Alors recommença la vie pénible des débuts. Pour arriver à joindre les deux bouts, il cherchait à placer des dessins dans les journaux illustrés; mais sa manière intransigeante de concevoir l’illustration n’était pas pour séduire les éditeurs, qui cherchaient avant tout à plaire au gros public. De guerre lasse, il se mit à peindre des éventails. Un jour, un fabricant de lait antéphélique lui commanda une sorte de tableau allégorique destiné à servir de réclame à son eau de Jouvence. L’artiste, faisant de nécessité vertu, peignit une toile d’une coloration claire et gaie, dans le goût des paysages de Watteau. On y voyait des groupes de jeunes femmes habillées à la moderne se dirigeant vers une fontaine où gambadaient des amours. La composition terminée, Bastien manifesta au fabricant l’intention de l’envoyer tout d’abord au Salon. Celui-ci ne demandait pas mieux, mais à une condition: au-dessus de la fontaine, on devait lire sur une banderole colorée de toutes les nuances de l’arc-en-ciel, le nom du cosmétique et l’adresse de la maison de vente. Bastien s’y refusa naturellement, et l’industriel, frustré de sa réclame, lui laissa le tableau pour compte. Cette toile figura au Salon de 1873 sous le titre de: Au Printemps, et, perchée très haut, elle n’attira pas l’attention.

Jules ne se décourageait pas; seulement il était en proie à cette indécision inquiète et fiévreuse qui est la maladie des débutants. L’enseignement de l’École le troublait, et, grand admirateur de Puvis de Chavannes, il était tenté de s’essayer à la peinture décorative et allégorique. Sa seconde toile: la Chanson du printemps, exposée en 1874, est conçue et exécutée sous l’empire de cette préoccupation. — Elle représente une jeune paysanne assise à la lisière d’un bois, bordé par une prairie qui descend vers un village meusien dont on aperçoit au loin les toits de tuile rouge; la jeune fille, le bras passé dans l’anse d’un panier rustique où des violettes sont éparses, ouvre de grands yeux, tandis que, derrière elle, des enfants nus à ailes de papillon, soufflant dans des pipeaux, lui murmurent la chanson de l’herbe qui pousse et de la puberté qui s’éveille. Cette peinture claire et printanière, demi-réaliste et demi-symbolique, aurait peut-être, malgré son charme naïf, laissé encore le public indifférent, si elle n’avait été accompagnée d’un autre tableau qui mit tout à coup l’artiste en lumière, et fut un des succès du Salon de 1874.
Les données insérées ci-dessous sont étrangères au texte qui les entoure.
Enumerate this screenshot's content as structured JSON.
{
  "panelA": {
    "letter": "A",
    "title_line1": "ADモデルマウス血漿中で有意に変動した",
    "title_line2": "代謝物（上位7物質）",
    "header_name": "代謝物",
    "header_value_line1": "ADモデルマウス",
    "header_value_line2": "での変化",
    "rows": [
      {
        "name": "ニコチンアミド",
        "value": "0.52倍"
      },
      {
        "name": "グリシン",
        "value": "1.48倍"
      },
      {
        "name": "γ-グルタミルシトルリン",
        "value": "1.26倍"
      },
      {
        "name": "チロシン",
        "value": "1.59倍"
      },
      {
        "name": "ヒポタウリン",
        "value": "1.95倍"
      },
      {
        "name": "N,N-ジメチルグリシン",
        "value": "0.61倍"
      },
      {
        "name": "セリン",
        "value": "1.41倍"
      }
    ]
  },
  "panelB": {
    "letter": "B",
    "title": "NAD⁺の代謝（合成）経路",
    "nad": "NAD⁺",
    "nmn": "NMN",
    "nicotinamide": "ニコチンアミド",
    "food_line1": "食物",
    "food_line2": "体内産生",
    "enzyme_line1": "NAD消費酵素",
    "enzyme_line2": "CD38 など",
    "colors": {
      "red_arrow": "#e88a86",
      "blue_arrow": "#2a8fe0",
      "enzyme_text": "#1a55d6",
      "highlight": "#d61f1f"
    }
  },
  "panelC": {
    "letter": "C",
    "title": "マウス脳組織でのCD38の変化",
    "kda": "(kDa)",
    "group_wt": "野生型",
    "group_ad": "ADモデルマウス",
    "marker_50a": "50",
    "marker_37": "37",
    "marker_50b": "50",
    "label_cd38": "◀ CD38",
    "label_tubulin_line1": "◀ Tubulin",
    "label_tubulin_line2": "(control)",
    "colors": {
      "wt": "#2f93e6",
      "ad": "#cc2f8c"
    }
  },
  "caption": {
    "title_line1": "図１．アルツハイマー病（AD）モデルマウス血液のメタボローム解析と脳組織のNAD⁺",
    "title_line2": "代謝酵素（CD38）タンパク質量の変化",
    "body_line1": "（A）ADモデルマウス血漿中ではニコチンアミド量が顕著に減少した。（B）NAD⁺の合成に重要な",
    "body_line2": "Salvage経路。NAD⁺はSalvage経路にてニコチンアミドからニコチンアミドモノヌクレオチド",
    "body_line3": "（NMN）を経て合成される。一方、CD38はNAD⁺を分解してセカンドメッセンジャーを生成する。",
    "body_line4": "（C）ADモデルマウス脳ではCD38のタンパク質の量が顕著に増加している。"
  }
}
Pendant ses dernières vacances à Damvillers, Bastien-Lepage avait eu l’idée d’exécuter le portrait de son aïeul, en plein air, au milieu du jardinet que le vieillard cultivait avec amour. — Le grand-père était représenté assis dans un fauteuil de jardin, tenant sur ses genoux sa tabatière de corne et son mouchoir à carreaux bleus. Du fond verdoyant des massifs se détachait franchement son originale figure. Le bonnet de velours noir, crânement penché sur l’oreille, laissait voir à plein son visage socratique à l’expression narquoise; ses yeux bleus pétillaient de malice, le nez large et retroussé avait un accent gouailleur que corrigeaient juste à point deux lèvres gourmandes; sa barbe blanche et fourchue s’étalait sur une vieille veste aux tons feuille-morte, et ses mains vivantes se croisaient sur l’étoffe grise du pantalon. — Devant cette peinture sincère, d’une facture si franche, d’une intensité de vie familière si saisissante, le public s’arrêtait charmé, et le nom de Bastien-Lepage, ignoré encore la veille, figurait le lendemain en belle place dans les articles écrits sur le Salon.